Measure Complexity Explanation
Time O((n + m) α(n)) Each container becomes full once and each union/find is nearly constant amortized
Space O(n) Arrays for capacity and DSU parent pointers

The complexity fits comfortably within the limits for 200,000 operations, since α(n) is effectively constant in practice.

Test Cases

import sys, io

def run(inp: str) -> str:
    sys.stdin = io.StringIO(inp)
    from __main__ import solve
    try:
        solve()
    except Exception:
        pass
    return ""  # placeholder since CF-style output is printed

# minimal sanity checks (structure only; real CF harness would capture stdout)
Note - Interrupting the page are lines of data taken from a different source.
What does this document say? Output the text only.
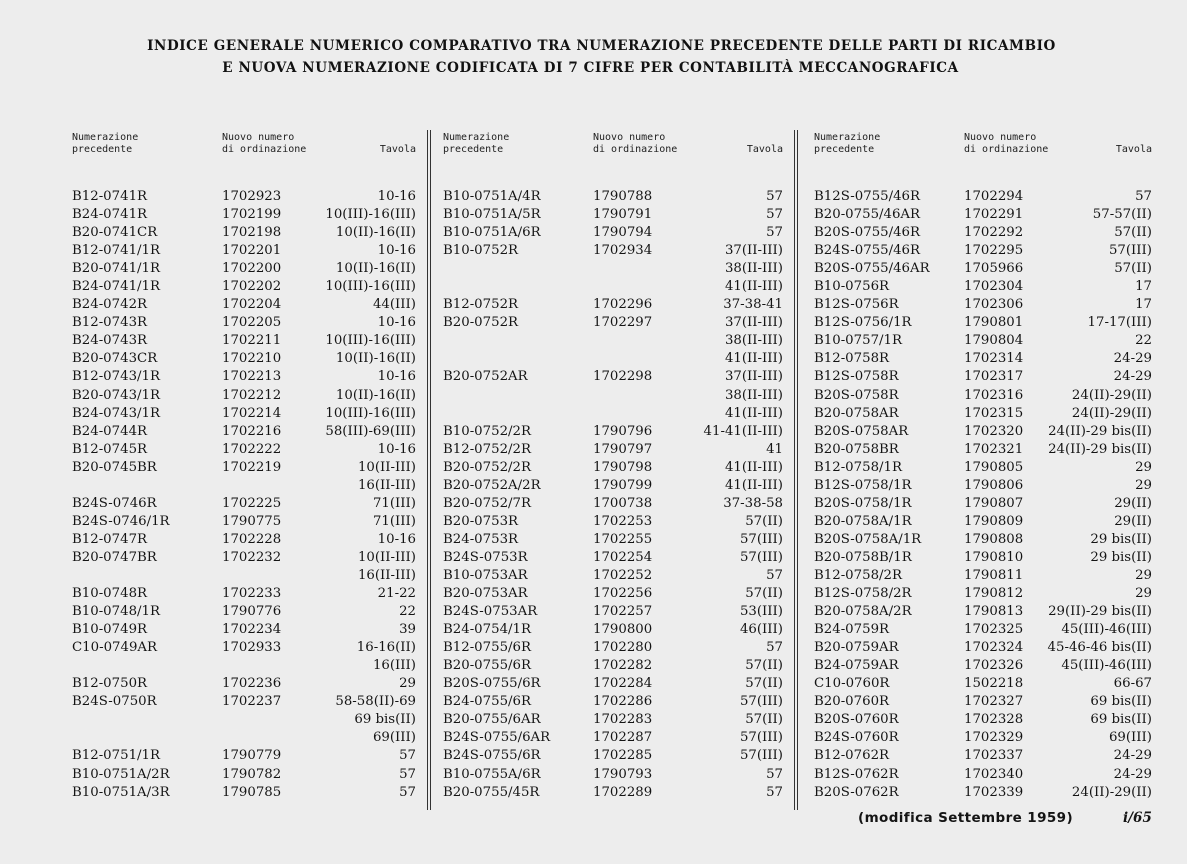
INDICE GENERALE NUMERICO COMPARATIVO TRA NUMERAZIONE PRECEDENTE DELLE PARTI DI RICAMBIO
E NUOVA NUMERAZIONE CODIFICATA DI 7 CIFRE PER CONTABILITÀ MECCANOGRAFICA
Numerazione
precedente
Nuovo numero
di ordinazione	Tavola
B12-0741R	1702923	10-16
B24-0741R	1702199	10(III)-16(III)
B20-0741CR	1702198	10(II)-16(II)
B12-0741/1R	1702201	10-16
B20-0741/1R	1702200	10(II)-16(II)
B24-0741/1R	1702202	10(III)-16(III)
B24-0742R	1702204	44(III)
B12-0743R	1702205	10-16
B24-0743R	1702211	10(III)-16(III)
B20-0743CR	1702210	10(II)-16(II)
B12-0743/1R	1702213	10-16
B20-0743/1R	1702212	10(II)-16(II)
B24-0743/1R	1702214	10(III)-16(III)
B24-0744R	1702216	58(III)-69(III)
B12-0745R	1702222	10-16
B20-0745BR	1702219	10(II-III)
16(II-III)
B24S-0746R	1702225	71(III)
B24S-0746/1R	1790775	71(III)
B12-0747R	1702228	10-16
B20-0747BR	1702232	10(II-III)
16(II-III)
B10-0748R	1702233	21-22
B10-0748/1R	1790776	22
B10-0749R	1702234	39
C10-0749AR	1702933	16-16(II)
16(III)
B12-0750R	1702236	29
B24S-0750R	1702237	58-58(II)-69
69 bis(II)
69(III)
B12-0751/1R	1790779	57
B10-0751A/2R	1790782	57
B10-0751A/3R	1790785	57
Numerazione
precedente
Nuovo numero
di ordinazione	Tavola
B10-0751A/4R	1790788	57
B10-0751A/5R	1790791	57
B10-0751A/6R	1790794	57
B10-0752R	1702934	37(II-III)
38(II-III)
41(II-III)
B12-0752R	1702296	37-38-41
B20-0752R	1702297	37(II-III)
38(II-III)
41(II-III)
B20-0752AR	1702298	37(II-III)
38(II-III)
41(II-III)
B10-0752/2R	1790796	41-41(II-III)
B12-0752/2R	1790797	41
B20-0752/2R	1790798	41(II-III)
B20-0752A/2R	1790799	41(II-III)
B20-0752/7R	1700738	37-38-58
B20-0753R	1702253	57(II)
B24-0753R	1702255	57(III)
B24S-0753R	1702254	57(III)
B10-0753AR	1702252	57
B20-0753AR	1702256	57(II)
B24S-0753AR	1702257	53(III)
B24-0754/1R	1790800	46(III)
B12-0755/6R	1702280	57
B20-0755/6R	1702282	57(II)
B20S-0755/6R	1702284	57(II)
B24-0755/6R	1702286	57(III)
B20-0755/6AR	1702283	57(II)
B24S-0755/6AR	1702287	57(III)
B24S-0755/6R	1702285	57(III)
B10-0755A/6R	1790793	57
B20-0755/45R	1702289	57
Numerazione
precedente
Nuovo numero
di ordinazione	Tavola
B12S-0755/46R	1702294	57
B20-0755/46AR	1702291	57-57(II)
B20S-0755/46R	1702292	57(II)
B24S-0755/46R	1702295	57(III)
B20S-0755/46AR	1705966	57(II)
B10-0756R	1702304	17
B12S-0756R	1702306	17
B12S-0756/1R	1790801	17-17(III)
B10-0757/1R	1790804	22
B12-0758R	1702314	24-29
B12S-0758R	1702317	24-29
B20S-0758R	1702316	24(II)-29(II)
B20-0758AR	1702315	24(II)-29(II)
B20S-0758AR	1702320 24(II)-29 bis(II)
B20-0758BR	1702321 24(II)-29 bis(II)
B12-0758/1R	1790805	29
B12S-0758/1R	1790806	29
B20S-0758/1R	1790807	29(II)
B20-0758A/1R	1790809	29(II)
B20S-0758A/1R	1790808	29 bis(II)
B20-0758B/1R	1790810	29 bis(II)
B12-0758/2R	1790811	29
B12S-0758/2R	1790812	29
B20-0758A/2R	1790813 29(II)-29 bis(II)
B24-0759R	1702325	45(III)-46(III)
B20-0759AR	1702324 45-46-46 bis(II)
B24-0759AR	1702326	45(III)-46(III)
C10-0760R	1502218	66-67
B20-0760R	1702327	69 bis(II)
B20S-0760R	1702328	69 bis(II)
B24S-0760R	1702329	69(III)
B12-0762R	1702337	24-29
B12S-0762R	1702340	24-29
B20S-0762R	1702339	24(II)-29(II)
(modifica Settembre 1959)	i/65
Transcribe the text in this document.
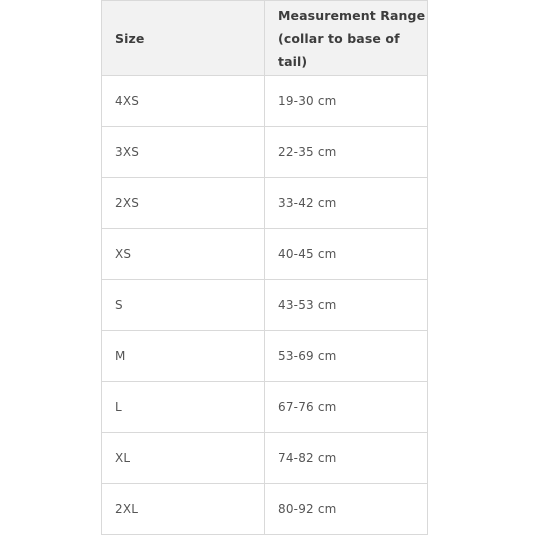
Size	Measurement Range
(collar to base of tail)

4XS	19-30 cm
3XS	22-35 cm
2XS	33-42 cm
XS	40-45 cm
S	43-53 cm
M	53-69 cm
L	67-76 cm
XL	74-82 cm
2XL	80-92 cm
# single element no overflow
run("""1
5
3
1 1 2
2 1
2 1
""")

# full overflow chain
run("""3
2 3 5
4
1 1 10
2 1
2 2
2 3
""")
Test input Expected output What it validates
single container small pour 2 basic subtraction
overflow to next container split values propagation logic
multiple queries after updates consistent state persistence

Edge Cases

A key edge case is repeated full saturation of early containers. For input n = 3, capacities [1, 1, 1], and repeated pours of 1 at position 1, the first operation fills index 1, the second fills index 2, and the third fills index 3. After that, all future pours should immediately terminate. The DSU structure ensures each index is removed once, so later operations jump directly to n + 1 and stop without scanning already processed positions.

Another edge case is pouring into a position that is already full. For example, if container 2 is full and we pour into position 2, the algorithm immediately redirects to the next available container using find(2), avoiding any incorrect double processing.